This is an old revision of the document!
Manually annotated treebank of Czech fiction
Name | FicTree | |
---|---|---|
Number of tokens | 166 432 | |
Number of tokens (excl. punctuation) | 134 637 | |
Number of word forms | 29 914 | |
Number of lemmas | 13 668 | |
Number of sentences | 12 760 | |
Publication date | 2017 |
FicTree is a syntactically annotated corpus of Czech fiction. It consists of 12,760 sentences (166,432 tokens). The texts come from eight literary works published in the Czech Republic between 1991 and 2007. The text data was manually annotated according to the Prague Dependency Treebank guidelines (annotation on the analytical layer). The texts are shuffled into random chunks of maximum 100 words (respecting sentence boundaries).
Annotation procedure
The texts were parsed independently by two parsers trained on the Prague Dependency Treebank data (analytical layer). The parsing results were manually corrected and the two versions merged. Any differences were resolved manually.
Text details
The eight texts in the treebank include six fiction titles, a children’s fiction book, and a book of memoirs.
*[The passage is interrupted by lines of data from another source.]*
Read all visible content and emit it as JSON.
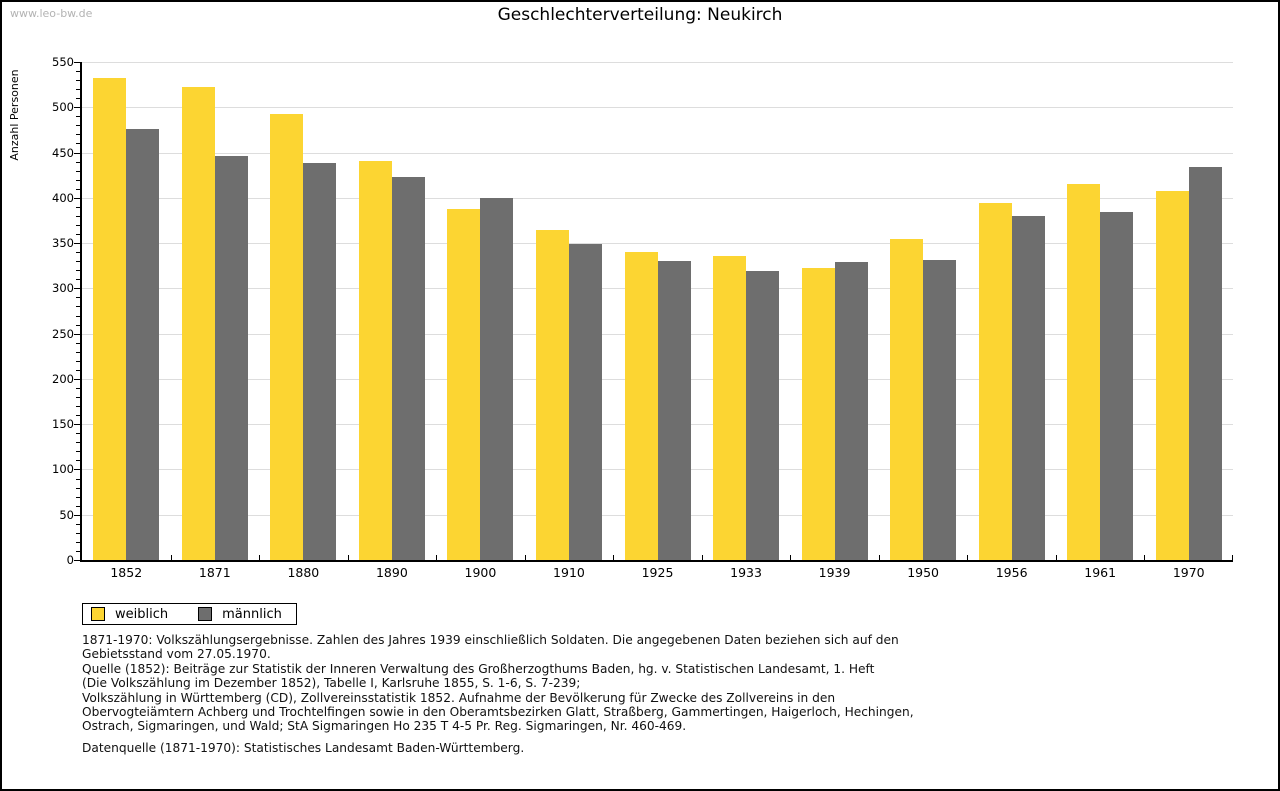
{
  "watermark": "www.leo-bw.de",
  "chart_data": {
    "type": "bar",
    "title": "Geschlechterverteilung: Neukirch",
    "xlabel": "",
    "ylabel": "Anzahl Personen",
    "ylim": [
      0,
      550
    ],
    "ytick_major_step": 50,
    "ytick_minor_step": 10,
    "grid": true,
    "legend_position": "bottom-left",
    "categories": [
      "1852",
      "1871",
      "1880",
      "1890",
      "1900",
      "1910",
      "1925",
      "1933",
      "1939",
      "1950",
      "1956",
      "1961",
      "1970"
    ],
    "series": [
      {
        "name": "weiblich",
        "color": "#fcd532",
        "values": [
          532,
          522,
          493,
          441,
          388,
          365,
          340,
          336,
          322,
          355,
          394,
          415,
          408
        ]
      },
      {
        "name": "männlich",
        "color": "#6e6e6e",
        "values": [
          476,
          446,
          438,
          423,
          400,
          349,
          330,
          319,
          329,
          331,
          380,
          384,
          434
        ]
      }
    ]
  },
  "footnotes": [
    "1871-1970: Volkszählungsergebnisse. Zahlen des Jahres 1939 einschließlich Soldaten. Die angegebenen Daten beziehen sich auf den",
    "Gebietsstand vom 27.05.1970.",
    "Quelle (1852): Beiträge zur Statistik der Inneren Verwaltung des Großherzogthums Baden, hg. v. Statistischen Landesamt, 1. Heft",
    "(Die Volkszählung im Dezember 1852), Tabelle I, Karlsruhe 1855, S. 1-6, S. 7-239;",
    "Volkszählung in Württemberg (CD), Zollvereinsstatistik 1852. Aufnahme der Bevölkerung für Zwecke des Zollvereins in den",
    "Obervogteiämtern Achberg und Trochtelfingen sowie in den Oberamtsbezirken Glatt, Straßberg, Gammertingen, Haigerloch, Hechingen,",
    "Ostrach, Sigmaringen, und Wald; StA Sigmaringen Ho 235 T 4-5 Pr. Reg. Sigmaringen, Nr. 460-469."
  ],
  "datasource": "Datenquelle (1871-1970): Statistisches Landesamt Baden-Württemberg."
}
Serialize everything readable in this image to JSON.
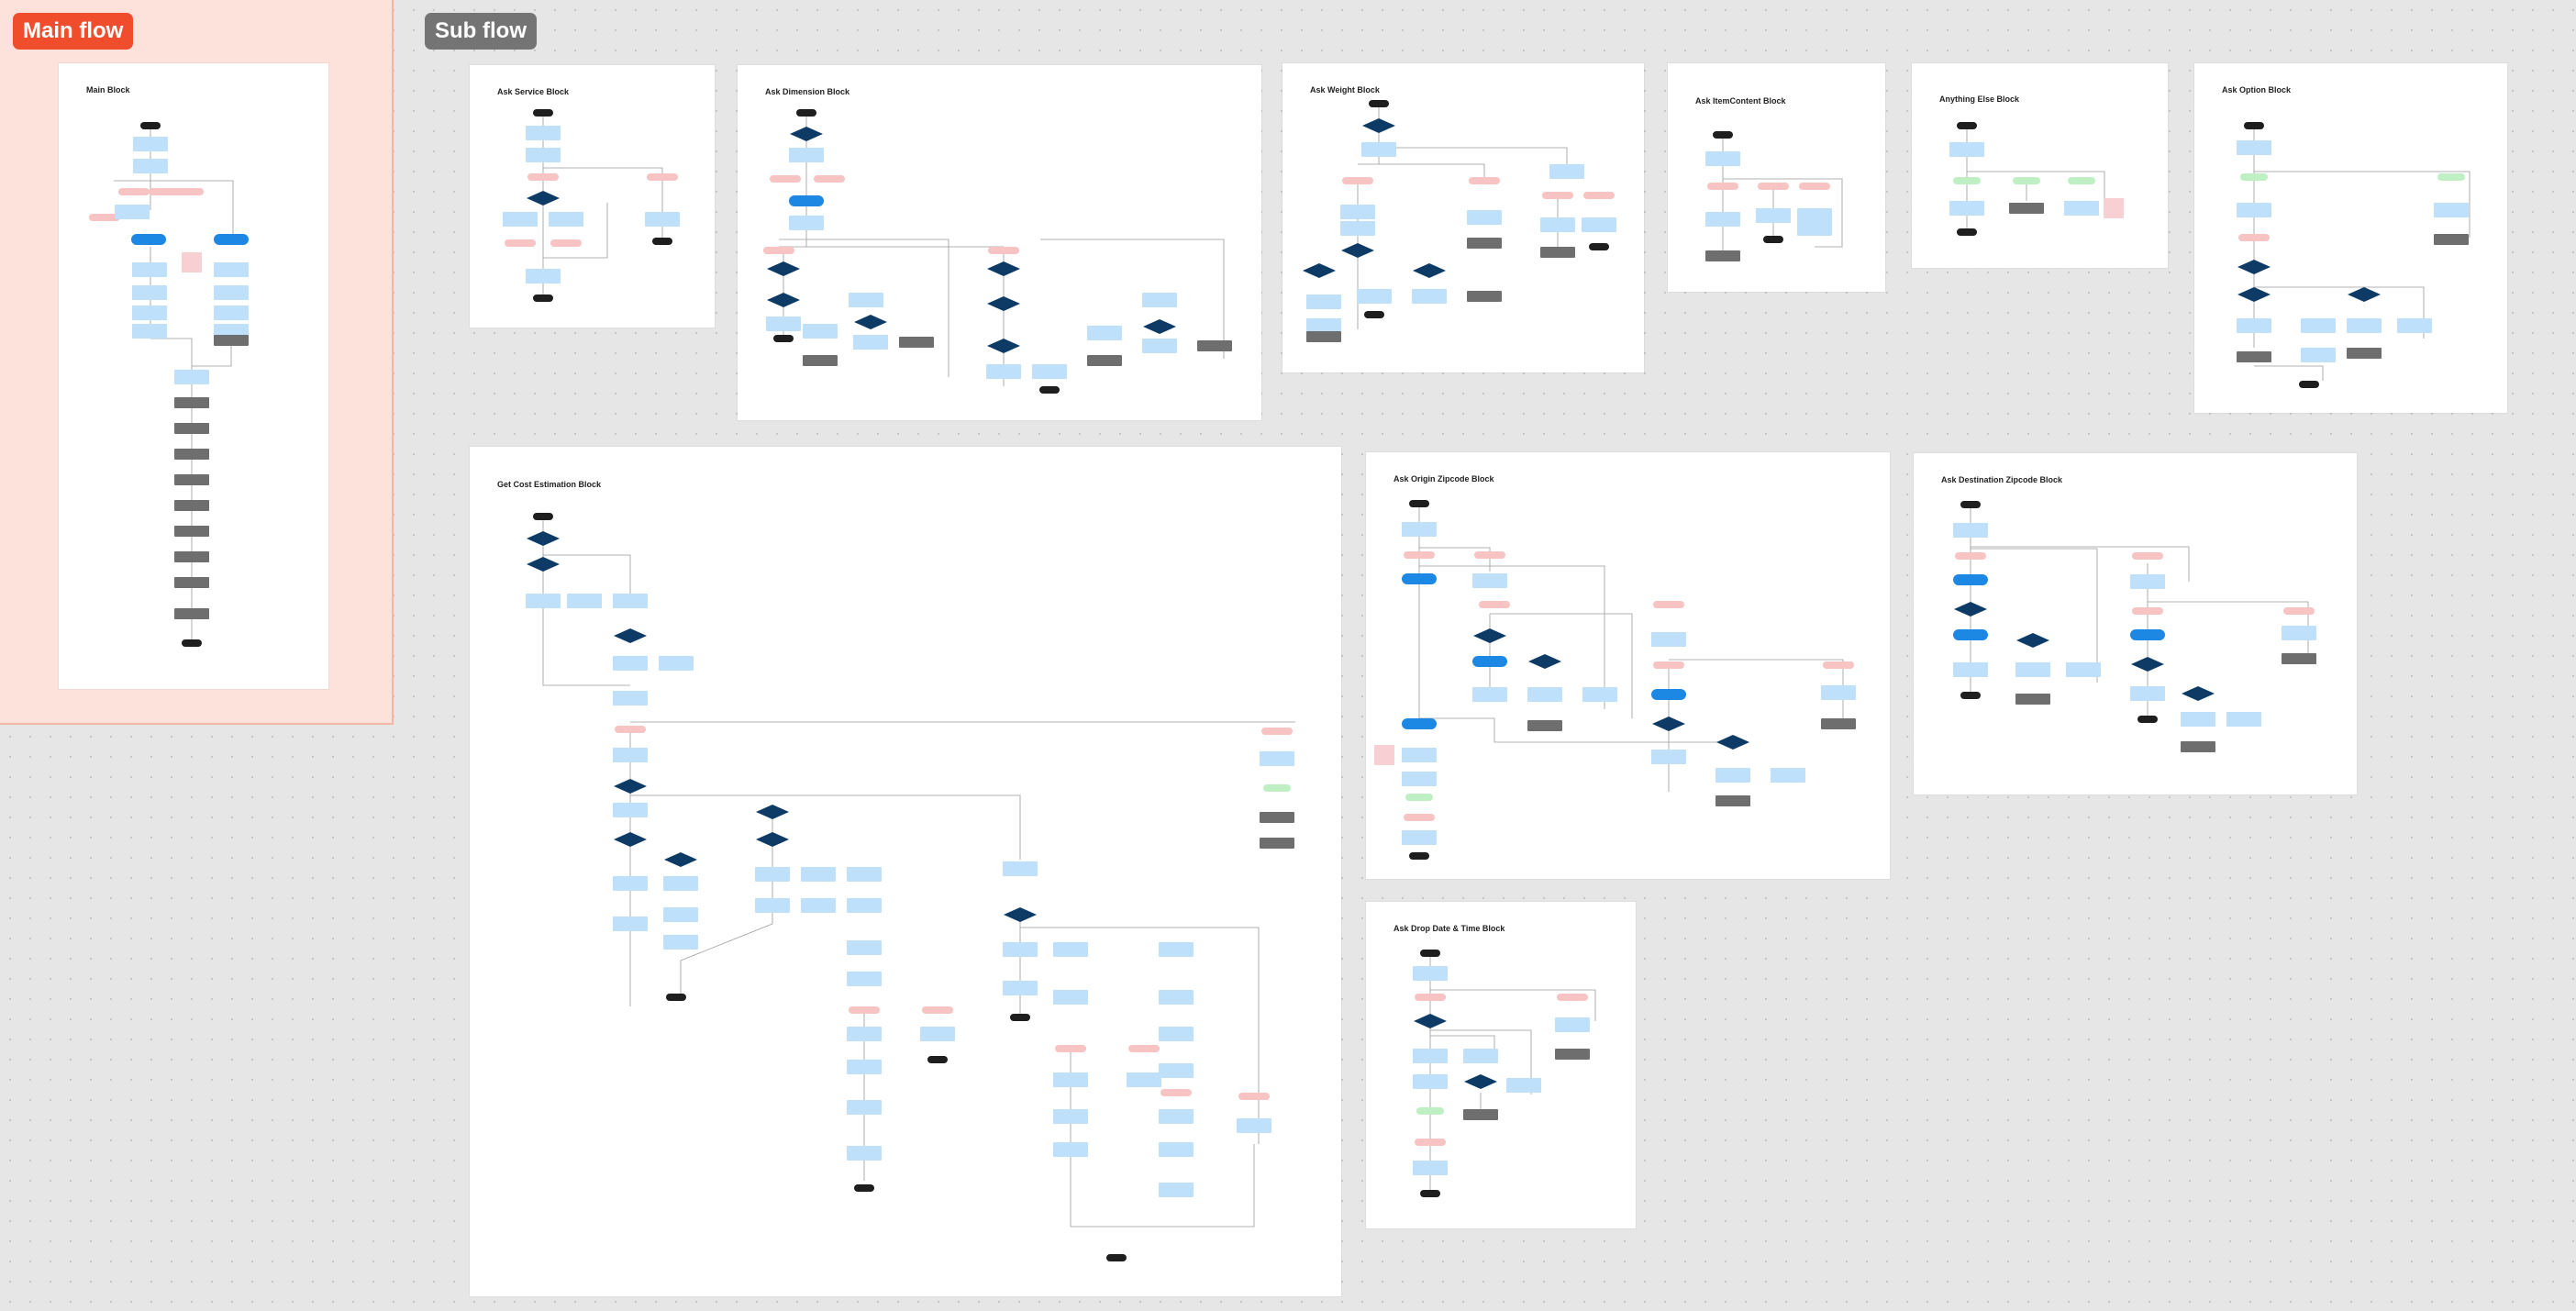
{
  "canvas": {
    "main_section_label": "Main flow",
    "sub_section_label": "Sub flow"
  },
  "colors": {
    "main_tag": "#ef4d2c",
    "sub_tag": "#747474",
    "start_end_node": "#1e1e1e",
    "process_node": "#bfe0fb",
    "condition_node": "#f7c3c3",
    "decision_node": "#0d3b66",
    "action_node": "#1d87e4",
    "terminal_block_node": "#6e6e6e",
    "option_node": "#bff0c3",
    "note_node": "#f8cfd2"
  },
  "frames": [
    {
      "id": "main",
      "title": "Main Block"
    },
    {
      "id": "service",
      "title": "Ask Service Block"
    },
    {
      "id": "dimension",
      "title": "Ask Dimension Block"
    },
    {
      "id": "weight",
      "title": "Ask Weight Block"
    },
    {
      "id": "itemcontent",
      "title": "Ask ItemContent Block"
    },
    {
      "id": "anything",
      "title": "Anything Else Block"
    },
    {
      "id": "option",
      "title": "Ask Option Block"
    },
    {
      "id": "cost",
      "title": "Get Cost Estimation Block"
    },
    {
      "id": "origin",
      "title": "Ask Origin Zipcode Block"
    },
    {
      "id": "destination",
      "title": "Ask Destination Zipcode Block"
    },
    {
      "id": "dropdate",
      "title": "Ask Drop Date & Time Block"
    }
  ]
}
Most of the texts were first published between 1991 and 2007 except one text, published in 1969. 80% of the texts are original Czech texts, 20% are translations (from German and Slovak).
References
Tomáš Jelínek, 2017. FicTree: a Manually Annotated Treebank of Czech Fiction. In: J. Hlaváčová (Ed.): ITAT 2017 Proceedings, pp. 181–185. http://ceur-ws.org/Vol-1885/181.pdf
Acknowledgments
We wish to thank the participants in the annotation effort, including Milena Hnátková, Ivana Klímová, Alena Kropíková, Hana Skoumalová and Olga Zitová.